CRUISE VIGNETTES 57, Ferry Boats
FROM SWEDEN TO DENMARK
We bought a ticket for the ferryboat from Helsingor, Denmark to Helsingborg, Sweden, (half hour ride) and the return from Goteborg, Sweden to Fredrikshaven, Denmark, (three hours) for the grand cost of $36. This must be the lowest ferryboat fares, and the best ferryboats in the world. (We’ve ridden both of these ferry boats in two different years.)
There was quite a difference between the boat for the return from Sweden to Denmark, and the one across the Adriatic from Italy to Yugoslavia, a couple of years earlier. This was on a Sunday morning, and on this Swedish ferryboat they had a 15 piece band to entertain the passengers. There was another four or five piece band and a group of young girls singing beautiful familiar hymns.

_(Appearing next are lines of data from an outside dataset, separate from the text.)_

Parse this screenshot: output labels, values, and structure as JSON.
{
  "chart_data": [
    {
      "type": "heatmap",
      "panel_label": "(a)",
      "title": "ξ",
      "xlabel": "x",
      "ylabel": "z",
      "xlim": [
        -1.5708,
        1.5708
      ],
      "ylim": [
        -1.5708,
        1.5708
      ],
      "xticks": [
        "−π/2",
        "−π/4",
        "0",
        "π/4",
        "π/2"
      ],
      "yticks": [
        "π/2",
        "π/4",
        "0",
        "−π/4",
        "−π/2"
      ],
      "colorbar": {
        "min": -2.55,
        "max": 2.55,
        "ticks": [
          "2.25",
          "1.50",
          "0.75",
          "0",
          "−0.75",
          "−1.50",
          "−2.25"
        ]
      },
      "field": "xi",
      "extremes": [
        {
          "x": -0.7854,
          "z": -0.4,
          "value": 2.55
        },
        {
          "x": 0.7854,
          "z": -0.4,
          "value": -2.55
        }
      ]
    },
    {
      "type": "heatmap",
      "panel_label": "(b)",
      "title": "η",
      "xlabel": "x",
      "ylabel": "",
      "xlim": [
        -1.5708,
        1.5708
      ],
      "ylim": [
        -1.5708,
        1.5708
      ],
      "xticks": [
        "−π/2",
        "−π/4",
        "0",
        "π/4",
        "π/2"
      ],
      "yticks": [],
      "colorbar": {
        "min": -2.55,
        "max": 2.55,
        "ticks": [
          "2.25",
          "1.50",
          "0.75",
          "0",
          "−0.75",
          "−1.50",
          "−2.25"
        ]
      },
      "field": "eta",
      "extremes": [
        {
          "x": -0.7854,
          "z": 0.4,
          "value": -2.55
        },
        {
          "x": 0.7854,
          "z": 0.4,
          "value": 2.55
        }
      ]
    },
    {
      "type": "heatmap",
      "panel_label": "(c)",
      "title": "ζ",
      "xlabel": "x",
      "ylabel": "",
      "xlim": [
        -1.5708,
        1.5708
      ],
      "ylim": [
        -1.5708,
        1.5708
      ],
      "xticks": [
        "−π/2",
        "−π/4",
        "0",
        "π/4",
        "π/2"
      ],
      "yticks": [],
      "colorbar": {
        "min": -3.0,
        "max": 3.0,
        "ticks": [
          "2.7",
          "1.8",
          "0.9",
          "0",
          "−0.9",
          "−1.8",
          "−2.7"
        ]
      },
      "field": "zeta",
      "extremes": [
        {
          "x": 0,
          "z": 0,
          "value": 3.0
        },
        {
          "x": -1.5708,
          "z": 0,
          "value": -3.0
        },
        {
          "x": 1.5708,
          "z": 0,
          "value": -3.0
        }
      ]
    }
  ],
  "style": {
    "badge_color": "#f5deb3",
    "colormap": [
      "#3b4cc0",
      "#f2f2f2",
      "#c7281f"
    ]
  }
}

There were very nice public rooms, and the ferryboat had an excellent buffet brunch for about $4 each. A better buffet than the far more expensive smorgasbord at Stockholm’s Grand Hotel. Emmy especially liked a creamed potato anchovy casserole dish — delicious, she said. On the Italian ship there was little selection and the food was not very good, and it was expensive. The Italian ship was crowded and hot, while on this Swedish ship all is plush and as nice as a big cruise ship. There is a difference.

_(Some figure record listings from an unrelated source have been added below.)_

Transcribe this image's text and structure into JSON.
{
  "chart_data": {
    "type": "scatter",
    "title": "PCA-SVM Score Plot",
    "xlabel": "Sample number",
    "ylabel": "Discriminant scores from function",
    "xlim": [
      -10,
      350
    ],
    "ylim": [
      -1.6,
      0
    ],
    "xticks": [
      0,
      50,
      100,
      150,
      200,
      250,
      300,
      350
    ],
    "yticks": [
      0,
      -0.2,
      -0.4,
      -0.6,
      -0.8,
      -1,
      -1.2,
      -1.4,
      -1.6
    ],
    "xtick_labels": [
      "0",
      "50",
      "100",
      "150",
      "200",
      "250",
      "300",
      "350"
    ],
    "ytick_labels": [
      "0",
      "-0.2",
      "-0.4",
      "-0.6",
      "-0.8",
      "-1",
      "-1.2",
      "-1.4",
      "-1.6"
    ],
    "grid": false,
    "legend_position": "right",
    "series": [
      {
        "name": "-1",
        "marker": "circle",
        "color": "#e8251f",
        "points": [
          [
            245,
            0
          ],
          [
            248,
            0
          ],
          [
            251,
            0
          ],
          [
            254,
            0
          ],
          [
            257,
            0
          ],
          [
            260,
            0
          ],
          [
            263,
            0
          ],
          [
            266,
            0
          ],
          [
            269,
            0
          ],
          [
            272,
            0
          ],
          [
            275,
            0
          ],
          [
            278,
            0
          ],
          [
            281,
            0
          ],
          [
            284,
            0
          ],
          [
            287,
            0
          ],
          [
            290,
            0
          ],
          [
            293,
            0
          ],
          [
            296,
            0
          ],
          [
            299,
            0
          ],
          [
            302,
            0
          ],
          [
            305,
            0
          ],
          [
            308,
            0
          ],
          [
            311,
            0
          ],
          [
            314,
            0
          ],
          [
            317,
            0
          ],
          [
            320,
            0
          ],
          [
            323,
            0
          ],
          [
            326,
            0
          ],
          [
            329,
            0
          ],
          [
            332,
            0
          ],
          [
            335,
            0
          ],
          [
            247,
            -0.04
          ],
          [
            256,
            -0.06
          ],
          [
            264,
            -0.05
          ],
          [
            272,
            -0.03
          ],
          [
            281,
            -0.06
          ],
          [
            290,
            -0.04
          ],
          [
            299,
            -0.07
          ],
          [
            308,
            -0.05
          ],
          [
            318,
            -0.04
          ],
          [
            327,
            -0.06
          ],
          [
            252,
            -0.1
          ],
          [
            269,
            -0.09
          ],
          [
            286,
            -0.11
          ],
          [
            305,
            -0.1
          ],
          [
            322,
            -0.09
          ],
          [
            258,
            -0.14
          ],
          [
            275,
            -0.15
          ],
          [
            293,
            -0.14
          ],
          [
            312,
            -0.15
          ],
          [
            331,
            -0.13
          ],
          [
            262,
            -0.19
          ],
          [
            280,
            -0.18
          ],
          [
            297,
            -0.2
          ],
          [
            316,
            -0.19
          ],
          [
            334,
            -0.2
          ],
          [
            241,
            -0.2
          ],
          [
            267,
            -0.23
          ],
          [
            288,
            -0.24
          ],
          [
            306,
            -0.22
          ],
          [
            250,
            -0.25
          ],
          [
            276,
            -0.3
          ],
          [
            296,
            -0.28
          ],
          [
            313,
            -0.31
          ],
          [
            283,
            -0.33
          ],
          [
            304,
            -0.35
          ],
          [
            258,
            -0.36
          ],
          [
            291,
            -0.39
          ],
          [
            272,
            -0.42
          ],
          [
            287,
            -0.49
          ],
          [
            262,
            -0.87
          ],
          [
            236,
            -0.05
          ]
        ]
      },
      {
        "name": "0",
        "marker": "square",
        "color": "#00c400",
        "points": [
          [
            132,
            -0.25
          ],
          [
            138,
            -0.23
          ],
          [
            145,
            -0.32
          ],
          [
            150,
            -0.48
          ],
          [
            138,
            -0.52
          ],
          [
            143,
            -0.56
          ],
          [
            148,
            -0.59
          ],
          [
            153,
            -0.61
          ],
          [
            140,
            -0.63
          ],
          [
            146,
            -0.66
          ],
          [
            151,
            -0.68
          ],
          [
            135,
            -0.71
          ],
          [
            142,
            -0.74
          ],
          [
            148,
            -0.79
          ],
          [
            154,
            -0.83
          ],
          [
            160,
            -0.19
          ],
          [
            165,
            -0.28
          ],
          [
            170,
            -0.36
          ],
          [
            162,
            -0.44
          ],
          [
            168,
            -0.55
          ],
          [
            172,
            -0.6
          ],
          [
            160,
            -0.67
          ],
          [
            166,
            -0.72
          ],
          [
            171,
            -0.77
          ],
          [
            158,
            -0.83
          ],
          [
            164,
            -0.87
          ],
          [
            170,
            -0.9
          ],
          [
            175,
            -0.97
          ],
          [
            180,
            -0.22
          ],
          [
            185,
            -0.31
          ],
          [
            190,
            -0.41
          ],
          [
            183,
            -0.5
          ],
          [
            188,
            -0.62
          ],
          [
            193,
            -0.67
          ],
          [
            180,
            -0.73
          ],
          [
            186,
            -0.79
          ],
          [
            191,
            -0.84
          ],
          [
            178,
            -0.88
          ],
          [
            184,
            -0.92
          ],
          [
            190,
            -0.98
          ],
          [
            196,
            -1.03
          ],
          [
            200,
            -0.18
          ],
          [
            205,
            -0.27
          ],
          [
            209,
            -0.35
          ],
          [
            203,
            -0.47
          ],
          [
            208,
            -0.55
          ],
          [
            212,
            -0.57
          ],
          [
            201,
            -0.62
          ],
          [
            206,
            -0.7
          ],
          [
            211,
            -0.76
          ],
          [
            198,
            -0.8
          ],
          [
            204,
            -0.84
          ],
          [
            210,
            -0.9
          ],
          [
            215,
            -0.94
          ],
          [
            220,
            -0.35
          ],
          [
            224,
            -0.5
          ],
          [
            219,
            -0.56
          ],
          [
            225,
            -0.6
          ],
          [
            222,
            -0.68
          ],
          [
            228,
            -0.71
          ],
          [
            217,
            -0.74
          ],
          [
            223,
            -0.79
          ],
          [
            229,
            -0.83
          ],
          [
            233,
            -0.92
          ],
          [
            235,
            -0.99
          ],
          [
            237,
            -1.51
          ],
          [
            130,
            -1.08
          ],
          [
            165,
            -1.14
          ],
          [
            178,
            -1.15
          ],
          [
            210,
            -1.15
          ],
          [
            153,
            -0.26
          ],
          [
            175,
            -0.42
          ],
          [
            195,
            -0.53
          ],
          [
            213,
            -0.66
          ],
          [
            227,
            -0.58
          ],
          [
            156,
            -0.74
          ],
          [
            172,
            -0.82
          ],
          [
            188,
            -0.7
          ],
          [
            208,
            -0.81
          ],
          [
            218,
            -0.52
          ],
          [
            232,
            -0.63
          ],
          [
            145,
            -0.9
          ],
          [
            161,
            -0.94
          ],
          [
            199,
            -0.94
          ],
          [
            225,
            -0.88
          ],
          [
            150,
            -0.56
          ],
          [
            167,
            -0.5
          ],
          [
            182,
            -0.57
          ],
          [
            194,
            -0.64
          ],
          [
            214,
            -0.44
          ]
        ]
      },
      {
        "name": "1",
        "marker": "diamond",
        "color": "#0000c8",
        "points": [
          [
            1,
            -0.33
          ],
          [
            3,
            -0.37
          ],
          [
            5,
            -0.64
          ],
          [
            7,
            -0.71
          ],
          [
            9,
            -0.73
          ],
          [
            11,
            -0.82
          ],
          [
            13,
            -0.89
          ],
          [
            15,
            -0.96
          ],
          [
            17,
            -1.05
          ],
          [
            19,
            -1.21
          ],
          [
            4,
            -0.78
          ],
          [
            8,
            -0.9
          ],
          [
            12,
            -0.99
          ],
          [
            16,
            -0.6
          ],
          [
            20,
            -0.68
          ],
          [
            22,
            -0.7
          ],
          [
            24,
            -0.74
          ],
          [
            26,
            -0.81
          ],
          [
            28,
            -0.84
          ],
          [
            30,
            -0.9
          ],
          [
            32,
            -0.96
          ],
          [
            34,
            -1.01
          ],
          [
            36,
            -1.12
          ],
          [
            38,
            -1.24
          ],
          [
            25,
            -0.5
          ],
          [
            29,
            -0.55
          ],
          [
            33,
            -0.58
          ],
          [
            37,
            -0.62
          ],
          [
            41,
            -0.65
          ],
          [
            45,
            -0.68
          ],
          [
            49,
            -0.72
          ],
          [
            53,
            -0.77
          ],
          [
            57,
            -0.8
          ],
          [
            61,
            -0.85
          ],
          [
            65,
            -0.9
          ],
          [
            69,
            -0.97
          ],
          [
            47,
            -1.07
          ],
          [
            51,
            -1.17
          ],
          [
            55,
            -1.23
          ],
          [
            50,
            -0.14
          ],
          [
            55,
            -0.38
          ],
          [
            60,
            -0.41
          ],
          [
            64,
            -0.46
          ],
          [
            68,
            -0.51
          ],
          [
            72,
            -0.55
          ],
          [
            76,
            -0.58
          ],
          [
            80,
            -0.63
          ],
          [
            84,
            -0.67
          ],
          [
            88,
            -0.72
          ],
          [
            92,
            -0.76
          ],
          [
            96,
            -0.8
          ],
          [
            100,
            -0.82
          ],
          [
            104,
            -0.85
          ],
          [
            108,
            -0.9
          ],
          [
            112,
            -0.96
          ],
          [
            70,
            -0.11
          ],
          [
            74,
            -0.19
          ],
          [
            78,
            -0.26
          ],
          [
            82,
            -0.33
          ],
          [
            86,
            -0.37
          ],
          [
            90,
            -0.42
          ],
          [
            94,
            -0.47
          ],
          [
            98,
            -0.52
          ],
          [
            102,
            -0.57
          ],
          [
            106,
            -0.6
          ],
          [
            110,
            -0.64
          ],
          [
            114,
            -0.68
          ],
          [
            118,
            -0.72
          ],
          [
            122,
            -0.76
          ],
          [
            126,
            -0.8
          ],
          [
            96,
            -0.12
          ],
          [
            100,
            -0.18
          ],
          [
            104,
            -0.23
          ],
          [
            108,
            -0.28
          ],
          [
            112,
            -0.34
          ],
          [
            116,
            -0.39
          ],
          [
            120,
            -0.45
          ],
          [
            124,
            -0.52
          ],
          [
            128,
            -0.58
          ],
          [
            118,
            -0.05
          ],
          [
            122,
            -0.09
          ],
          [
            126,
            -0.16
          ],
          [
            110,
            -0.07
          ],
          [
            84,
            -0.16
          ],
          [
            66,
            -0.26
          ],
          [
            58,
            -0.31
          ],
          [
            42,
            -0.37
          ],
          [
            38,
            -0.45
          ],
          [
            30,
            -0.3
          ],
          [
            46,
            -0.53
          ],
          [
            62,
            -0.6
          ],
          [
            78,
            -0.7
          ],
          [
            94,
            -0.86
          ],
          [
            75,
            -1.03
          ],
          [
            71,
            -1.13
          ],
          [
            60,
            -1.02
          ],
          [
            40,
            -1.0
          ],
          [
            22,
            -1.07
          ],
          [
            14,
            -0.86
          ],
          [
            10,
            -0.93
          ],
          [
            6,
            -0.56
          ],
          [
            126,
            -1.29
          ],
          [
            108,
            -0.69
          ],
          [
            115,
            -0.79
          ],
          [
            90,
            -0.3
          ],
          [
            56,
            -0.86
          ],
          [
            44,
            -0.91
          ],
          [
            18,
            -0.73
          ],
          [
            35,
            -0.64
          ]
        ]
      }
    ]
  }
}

Our seat mate at lunch was a Vice President of the Lego Toy Company, an interesting man (and his wife) to talk with. He told us about an amusement park called Legoland, that his company had recently built in Billund, Denmark. They have small versions of the Acropolis from Athens, the Presidents from Mt. Rushmore, monuments from the Nile river in Egypt, and many other things, all built from Lego blocks. Yes we did visit, and it was well done, and a lot of fun.

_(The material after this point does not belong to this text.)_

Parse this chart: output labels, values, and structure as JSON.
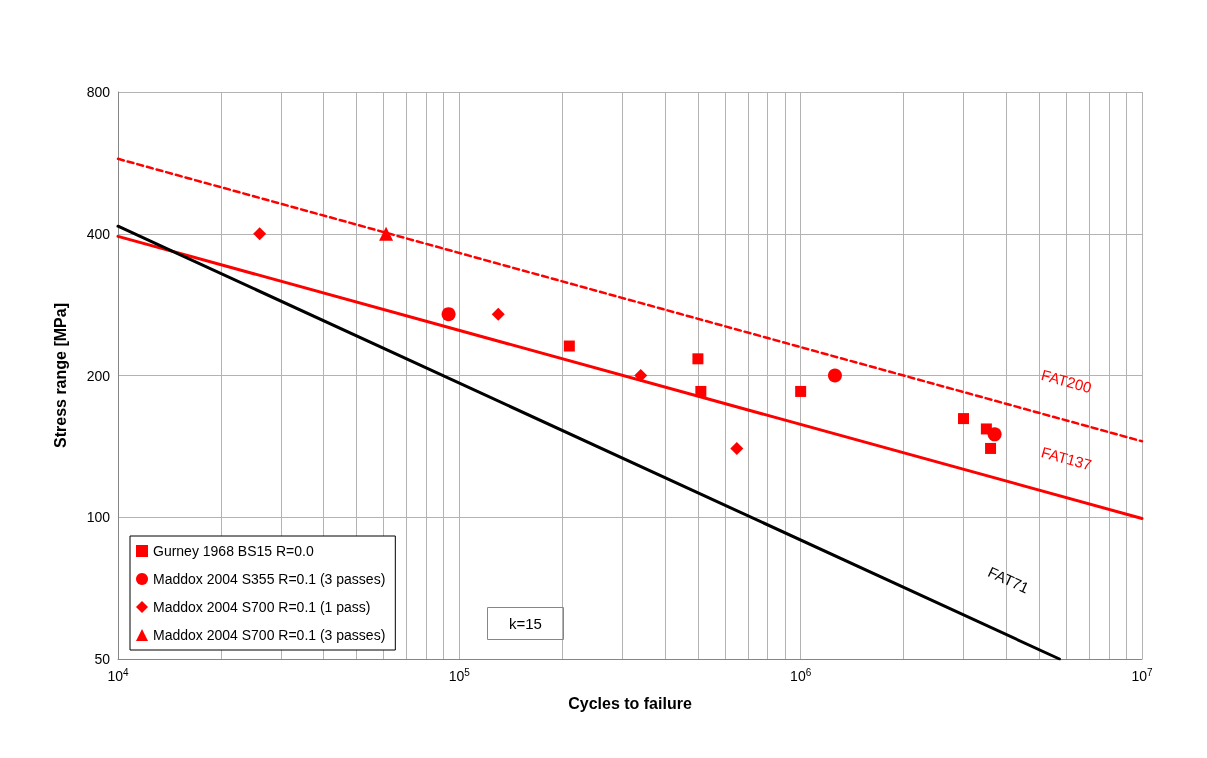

OVERNIGHT FROM SARDINIA TO SICILY
In 1980 we, and the RV, had taken a morning ferry from Livorno, Italy to Bastia, Corsica, France, then a few days later, a 30 minute trip from Bonifacio, Corsica to St. Teresa Gallura, Sardinia, Italy. We planned to spend a few days on Sardinia, and since the ferry to Trapani, Sicily only ran every once in a while, we had to make a reservation. For a day or two the computer that was used to make reservations was not working, but then we bought a one night first-class ticket for us, and a space for the RV, at a cost of $144. Our usual rule was: (almost) never a reservation, (almost) never a problem.
We had asked if it was possible to spend the night in the RV, but when we found a truck filled with smelly sheep parked right next to our RV, we were just as happy that we had paid for a room. The next morning when we unloaded at Trapani, Sicily, the sheep were even more smelly.
On the ship, I was reading a fiction book where one of the characters had been in Sicily during WW II, and talked about some Greek ruins at a town called Agrigento, Sicily. I said we will look on the map, and if Agrigento exists, we must go there and see what there is to see. (It was and we did! A fantastic place to visit.)